Frydenlund Juliane, Cosgrave Nicole, Moriarty Frank, Wallace Emma, Kirke Ciara, Williams David J, Bennett Kathleen, Cahir Caitriona
Data Science Centre, School of Population Health, RCSI University of Medicine and Health Science, Lower Mercer Street, Dublin 2, Ireland.
Department of Geriatric and Stroke Medicine, RCSI University of Medicine and Health Sciences, Dublin, Ireland.
Eur Geriatr Med. 2025 Apr;16(2):573-581. doi: 10.1007/s41999-024-01152-1. Epub 2025 Jan 17.
Older people are at an increased risk of developing adverse drug reactions (ADR) and adverse drug events (ADE).

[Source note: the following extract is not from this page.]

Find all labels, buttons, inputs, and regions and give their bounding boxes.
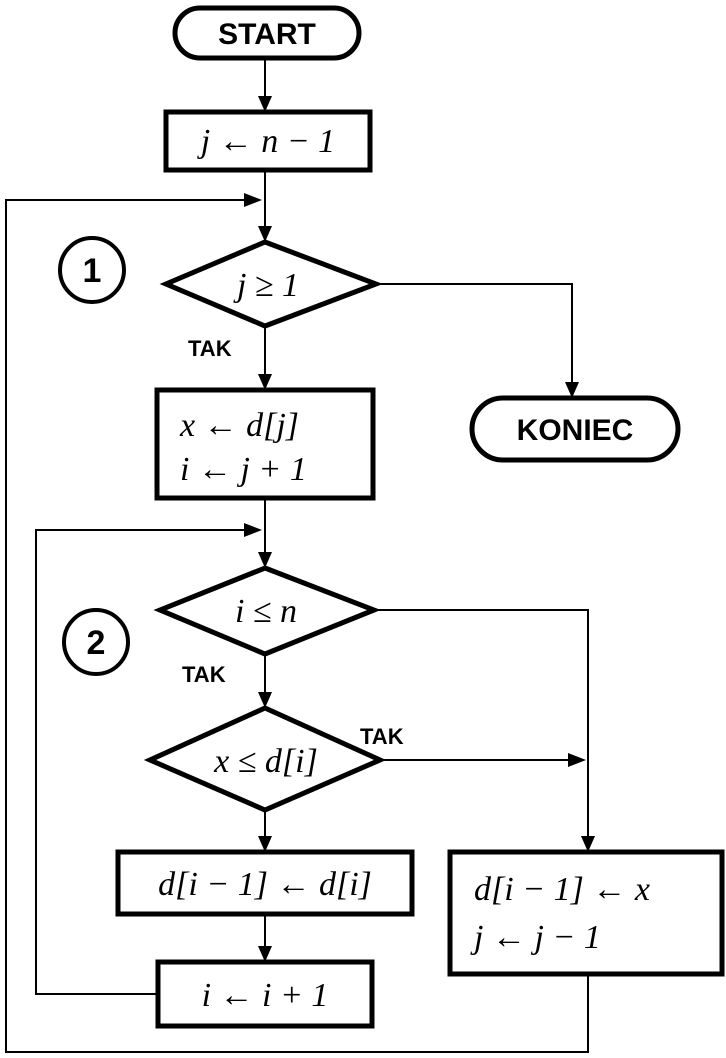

This study aimed to develop and validate a risk prediction model (ADAPTiP) for ADR/ADE in older populations.
We used the adverse drug reactions in an Ageing PopulaTion (ADAPT) cohort (N = 798; 361 ADR-related admissions; 437 non-ADR-related admissions), a cross-sectional study designed to examine the prevalence and risk factors for ADR-related hospital admissions in patients aged ≥ 65 years. Twenty predictors (categorised as sociodemographic-related, functional ability-related, disease-related, and medication-related) were considered in the development of the model. The model was developed using multivariable logistic regression and was internally validated by fivefold cross-validation. The model was externally validated in a separate prospective cohort from the Centre for Primary Care Research (CPCR) study of ADES. The cross-validated and externally validated model performance was evaluated by discrimination and calibration.

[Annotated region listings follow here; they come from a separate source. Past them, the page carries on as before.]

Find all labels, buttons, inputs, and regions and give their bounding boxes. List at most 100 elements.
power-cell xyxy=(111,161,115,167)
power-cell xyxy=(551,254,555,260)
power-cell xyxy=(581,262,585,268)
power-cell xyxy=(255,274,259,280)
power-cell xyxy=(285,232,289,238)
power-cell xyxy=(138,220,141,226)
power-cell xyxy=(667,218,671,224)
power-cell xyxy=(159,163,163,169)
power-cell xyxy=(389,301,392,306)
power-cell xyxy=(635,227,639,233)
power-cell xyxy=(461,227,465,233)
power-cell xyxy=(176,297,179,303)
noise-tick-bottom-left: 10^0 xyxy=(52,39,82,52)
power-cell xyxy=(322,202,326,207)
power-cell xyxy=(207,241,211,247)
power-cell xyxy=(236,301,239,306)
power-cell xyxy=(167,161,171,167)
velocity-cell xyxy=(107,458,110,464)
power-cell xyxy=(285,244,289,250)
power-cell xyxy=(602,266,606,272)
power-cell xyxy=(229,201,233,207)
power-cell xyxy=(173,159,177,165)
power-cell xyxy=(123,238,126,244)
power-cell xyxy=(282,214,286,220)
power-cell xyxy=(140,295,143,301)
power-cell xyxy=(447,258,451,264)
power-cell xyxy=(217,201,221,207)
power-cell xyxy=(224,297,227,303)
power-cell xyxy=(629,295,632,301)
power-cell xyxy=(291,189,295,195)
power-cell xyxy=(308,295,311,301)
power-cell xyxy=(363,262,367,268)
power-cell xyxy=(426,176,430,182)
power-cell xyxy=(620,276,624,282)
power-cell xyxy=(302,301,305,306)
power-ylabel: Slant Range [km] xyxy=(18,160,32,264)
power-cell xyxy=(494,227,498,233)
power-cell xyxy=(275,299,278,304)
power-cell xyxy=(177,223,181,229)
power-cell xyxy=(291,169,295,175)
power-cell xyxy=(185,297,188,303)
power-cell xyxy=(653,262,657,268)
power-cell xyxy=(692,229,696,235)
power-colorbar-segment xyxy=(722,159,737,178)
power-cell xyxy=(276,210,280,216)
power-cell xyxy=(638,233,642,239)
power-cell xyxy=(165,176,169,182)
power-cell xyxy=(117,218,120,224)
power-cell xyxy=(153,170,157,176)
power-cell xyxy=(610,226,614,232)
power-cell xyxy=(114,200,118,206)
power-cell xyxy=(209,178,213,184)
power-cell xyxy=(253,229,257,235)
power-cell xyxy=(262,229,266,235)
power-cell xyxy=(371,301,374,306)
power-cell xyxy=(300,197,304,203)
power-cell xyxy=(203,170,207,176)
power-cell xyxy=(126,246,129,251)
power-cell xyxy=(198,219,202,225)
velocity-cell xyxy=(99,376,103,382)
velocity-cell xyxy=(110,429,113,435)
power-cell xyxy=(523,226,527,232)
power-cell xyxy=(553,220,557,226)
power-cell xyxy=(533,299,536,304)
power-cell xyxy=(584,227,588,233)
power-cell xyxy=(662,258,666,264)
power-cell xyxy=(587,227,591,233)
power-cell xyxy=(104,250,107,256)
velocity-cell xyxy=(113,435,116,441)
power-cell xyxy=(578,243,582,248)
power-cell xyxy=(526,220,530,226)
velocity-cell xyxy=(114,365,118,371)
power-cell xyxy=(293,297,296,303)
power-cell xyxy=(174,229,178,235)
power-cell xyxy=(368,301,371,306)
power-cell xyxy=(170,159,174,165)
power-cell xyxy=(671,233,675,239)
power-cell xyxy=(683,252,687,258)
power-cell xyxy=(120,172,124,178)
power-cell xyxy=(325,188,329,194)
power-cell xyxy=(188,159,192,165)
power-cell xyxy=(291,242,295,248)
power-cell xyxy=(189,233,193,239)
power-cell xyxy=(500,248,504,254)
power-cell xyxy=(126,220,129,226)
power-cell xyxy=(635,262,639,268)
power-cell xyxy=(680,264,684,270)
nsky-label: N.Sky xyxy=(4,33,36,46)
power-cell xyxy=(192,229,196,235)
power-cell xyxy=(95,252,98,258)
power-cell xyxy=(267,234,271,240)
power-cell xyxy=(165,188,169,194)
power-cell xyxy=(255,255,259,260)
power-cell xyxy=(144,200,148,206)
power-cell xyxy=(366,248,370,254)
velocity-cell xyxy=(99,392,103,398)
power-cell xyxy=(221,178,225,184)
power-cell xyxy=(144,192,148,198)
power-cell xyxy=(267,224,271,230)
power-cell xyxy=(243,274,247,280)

The final prediction model, ADAPTiP, included nine predictors: age, chronic lung disease, the primary presenting complaints of respiratory, bleeding and gastrointestinal disorders and syncope on hospital admission and antithrombotics, diuretics, and renin-angiotensin-aldosterone system drug classes. ADAPTiP demonstrated good performance with cross-validated area under the curve of 0.75 [95% CI 0.72;79] and 0.83 [95% CI 0.80;0.87] in the external validation.
Using accessible information from medical records, ADAPTiP can help clinicians to identify those older people at risk of an ADR/ADE who should be monitored and/or have their medications reviewed to avoid potentially harmful prescribing.

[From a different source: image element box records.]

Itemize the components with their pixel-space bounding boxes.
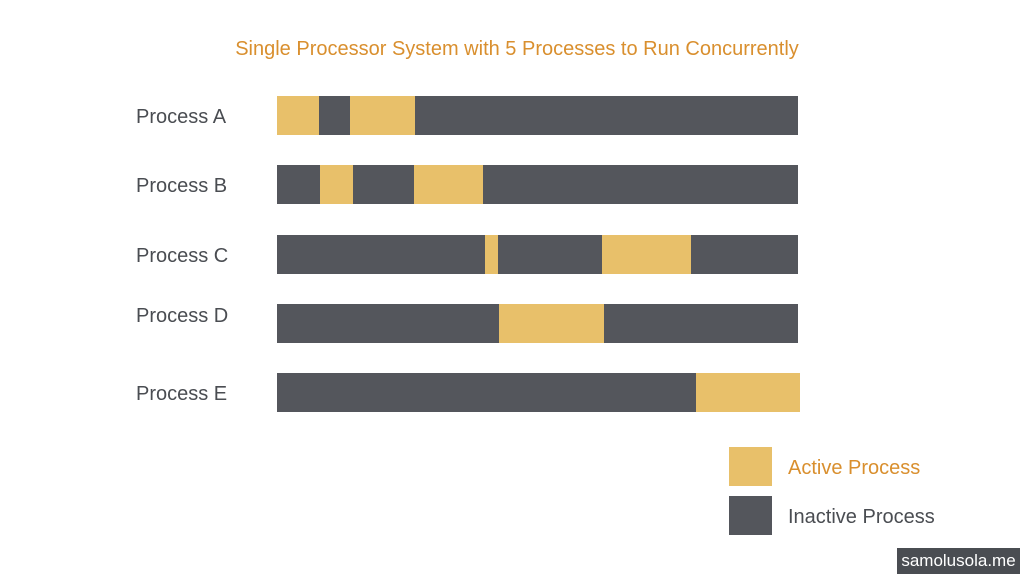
active-segment — [414, 165, 483, 204]
active-segment — [498, 304, 605, 343]
legend-swatch-inactive — [729, 496, 772, 535]
legend-label-inactive: Inactive Process — [788, 506, 935, 528]
active-segment — [349, 96, 416, 135]
process-label: Process E — [136, 383, 228, 405]
active-segment — [696, 373, 800, 412]
watermark: samolusola.me — [897, 548, 1020, 574]
process-label: Process B — [136, 175, 228, 197]
active-segment — [320, 165, 354, 204]
active-segment — [602, 235, 692, 274]
legend-label-active: Active Process — [788, 457, 921, 479]
active-segment — [277, 96, 320, 135]
process-bar — [277, 373, 800, 412]
process-bar — [277, 96, 798, 135]
process-label: Process C — [136, 245, 229, 267]
active-segment — [484, 235, 498, 274]
process-bar — [277, 165, 798, 204]
process-label: Process D — [136, 305, 229, 327]
process-label: Process A — [136, 106, 227, 128]
legend-swatch-active — [729, 447, 772, 486]
process-bar — [277, 235, 798, 274]
chart-title: Single Processor System with 5 Processes… — [235, 38, 799, 60]
process-bar — [277, 304, 798, 343]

老年人发生药物不良反应(ADR)和药物不良事件(ADE)的风险增加。本研究旨在开发并验证一种针对老年人群ADR/ADE的风险预测模型(ADAPTiP)。
我们使用了老年人群药物不良反应(ADAPT)队列(N = 798;361例与ADR相关的入院病例;437例非ADR相关的入院病例),这是一项横断面研究,旨在检查年龄≥65岁患者中与ADR相关的住院患病率及风险因素。在模型开发过程中考虑了20个预测因素(分为社会人口统计学相关、功能能力相关、疾病相关和药物相关)。该模型采用多变量逻辑回归开发,并通过五折交叉验证进行内部验证。该模型在来自初级保健研究中心(CPCR)的ADES研究的另一个独立前瞻性队列中进行了外部验证。通过区分度和校准来评估交叉验证和外部验证后的模型性能。
最终的预测模型ADAPTiP包括9个预测因素:年龄、慢性肺病、入院时呼吸、出血、胃肠道疾病和晕厥的主要主诉以及抗血栓药、利尿剂和肾素-血管紧张素-醛固酮系统药物类别。ADAPTiP表现良好,交叉验证的曲线下面积为0.75 [95% CI 0.72;0.79],外部验证中的曲线下面积为0.83 [95% CI 0.80;0.87]。
利用病历中的可获取信息,ADAPTiP可帮助临床医生识别那些有ADR/ADE风险的老年人,这些老年人应接受监测和/或对其用药进行审查,以避免潜在的有害处方。